Unlike democratic leaders, Putin faces no checks – only an inner circle of military and conservative elites with an imperialist worldview. To them, Ukraine is not just another territory to be bartered away to help boost Trump’s ego. It is the key to restoring Russia’s lost greatness.

Putin also understands that US audiences crave clarity; they tire quickly of drawn-out talks and muddled messages. Fatigue becomes Putin’s ally. The tedium, the phone calls, the visits that go nowhere – these are not failures of diplomacy. They are the strategy. Once the war fades from headlines, his hope is to strike a bargain in the shadows: sanctions lifted, aid to Ukraine frozen. For Putin, every hour of confusion is an investment. The question is whether anyone else at the table has the stamina to see through it.

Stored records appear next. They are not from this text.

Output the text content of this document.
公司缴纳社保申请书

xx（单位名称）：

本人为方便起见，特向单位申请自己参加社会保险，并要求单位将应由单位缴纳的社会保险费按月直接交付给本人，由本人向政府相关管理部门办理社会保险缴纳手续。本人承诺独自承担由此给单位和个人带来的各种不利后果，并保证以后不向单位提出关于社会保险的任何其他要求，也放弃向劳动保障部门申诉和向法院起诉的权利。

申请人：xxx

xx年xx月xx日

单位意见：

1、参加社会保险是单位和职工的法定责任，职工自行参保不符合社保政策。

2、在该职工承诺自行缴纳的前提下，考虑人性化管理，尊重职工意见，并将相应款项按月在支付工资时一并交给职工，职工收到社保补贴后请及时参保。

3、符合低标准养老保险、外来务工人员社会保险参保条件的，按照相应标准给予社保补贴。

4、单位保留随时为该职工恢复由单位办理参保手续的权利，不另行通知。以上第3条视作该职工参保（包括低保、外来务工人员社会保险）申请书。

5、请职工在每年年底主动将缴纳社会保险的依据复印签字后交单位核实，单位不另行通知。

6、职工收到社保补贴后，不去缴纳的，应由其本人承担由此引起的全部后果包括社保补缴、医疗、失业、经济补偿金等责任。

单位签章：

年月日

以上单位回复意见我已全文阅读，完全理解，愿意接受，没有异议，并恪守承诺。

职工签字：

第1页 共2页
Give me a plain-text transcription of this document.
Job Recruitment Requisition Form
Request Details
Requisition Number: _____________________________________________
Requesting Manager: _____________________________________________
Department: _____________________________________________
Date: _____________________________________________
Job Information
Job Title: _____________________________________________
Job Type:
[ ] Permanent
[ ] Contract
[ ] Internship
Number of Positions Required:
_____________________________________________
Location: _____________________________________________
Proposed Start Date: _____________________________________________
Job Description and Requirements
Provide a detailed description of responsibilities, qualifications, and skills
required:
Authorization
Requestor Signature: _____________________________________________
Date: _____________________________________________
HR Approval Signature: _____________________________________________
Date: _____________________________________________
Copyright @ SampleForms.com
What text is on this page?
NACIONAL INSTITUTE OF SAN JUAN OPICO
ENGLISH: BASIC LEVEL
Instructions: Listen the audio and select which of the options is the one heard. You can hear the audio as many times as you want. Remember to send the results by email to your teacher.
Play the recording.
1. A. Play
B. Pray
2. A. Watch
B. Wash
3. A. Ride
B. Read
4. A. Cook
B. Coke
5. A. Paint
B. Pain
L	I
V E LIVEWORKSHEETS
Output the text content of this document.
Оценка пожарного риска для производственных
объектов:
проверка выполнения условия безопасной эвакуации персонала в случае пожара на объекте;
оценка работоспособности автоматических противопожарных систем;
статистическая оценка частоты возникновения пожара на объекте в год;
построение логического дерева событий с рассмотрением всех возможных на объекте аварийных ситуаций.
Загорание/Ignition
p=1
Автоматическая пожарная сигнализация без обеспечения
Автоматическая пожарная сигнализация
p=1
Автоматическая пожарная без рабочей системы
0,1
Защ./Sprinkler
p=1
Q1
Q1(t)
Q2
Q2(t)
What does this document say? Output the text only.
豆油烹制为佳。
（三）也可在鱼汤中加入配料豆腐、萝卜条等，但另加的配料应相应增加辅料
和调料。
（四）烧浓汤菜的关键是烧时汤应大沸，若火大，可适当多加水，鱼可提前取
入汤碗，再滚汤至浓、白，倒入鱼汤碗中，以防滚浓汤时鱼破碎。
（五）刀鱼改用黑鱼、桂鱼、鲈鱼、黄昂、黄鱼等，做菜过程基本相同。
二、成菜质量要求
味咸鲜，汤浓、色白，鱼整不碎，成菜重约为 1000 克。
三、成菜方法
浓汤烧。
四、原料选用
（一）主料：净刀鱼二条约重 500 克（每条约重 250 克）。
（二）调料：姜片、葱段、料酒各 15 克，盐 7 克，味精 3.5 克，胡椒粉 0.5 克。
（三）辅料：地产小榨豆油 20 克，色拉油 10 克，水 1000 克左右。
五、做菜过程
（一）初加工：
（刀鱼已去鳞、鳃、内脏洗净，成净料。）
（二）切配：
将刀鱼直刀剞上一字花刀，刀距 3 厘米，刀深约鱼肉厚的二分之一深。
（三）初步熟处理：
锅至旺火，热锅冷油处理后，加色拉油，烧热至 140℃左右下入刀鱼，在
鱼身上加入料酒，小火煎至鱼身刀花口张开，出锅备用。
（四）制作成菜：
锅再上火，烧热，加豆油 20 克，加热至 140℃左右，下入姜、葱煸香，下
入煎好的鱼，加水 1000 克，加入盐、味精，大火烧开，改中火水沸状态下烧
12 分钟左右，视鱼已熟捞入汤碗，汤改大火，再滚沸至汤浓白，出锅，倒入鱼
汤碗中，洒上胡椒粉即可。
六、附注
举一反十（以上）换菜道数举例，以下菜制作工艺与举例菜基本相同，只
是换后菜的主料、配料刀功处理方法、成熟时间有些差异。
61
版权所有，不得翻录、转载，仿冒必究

The real loser in this, other than Ukraine, is Trump himself. For all his posturing, he risks selling himself short if his ambitions stop at a medal in Oslo. He imagines more – and he might even achieve it. If he emerges with a clear policy to end the war, this could be his Reagan moment: a chance to be celebrated as the saviour of the free world.

Trump is not wrong that Joe Biden was too cautious to claim such a mantle. Trump, in contrast, could. Whether or not Putin personally respects him is debatable, but Putin does respect US military power. And there are options available, many well short of all-out war: the bipartisan Graham-Blumenthal billexpanded air support, lifting missile restrictions and major increases in direct military aid, among others.

Like any autocrat, Putin can be coerced. Biden was too timid to test that premise. Trump may not be. After all, unpredictability is his calling card. Should Trump force Putin to back down and end the war, he would secure a legacy as the unexpected hero. But if he allows Putin to dictate the outcome, the laurels will fall to Moscow. History will record not a peacemaker but a president who helped Russia, the US’s longtime adversary, reclaim its imperial standing while cementing the decline of US hegemony.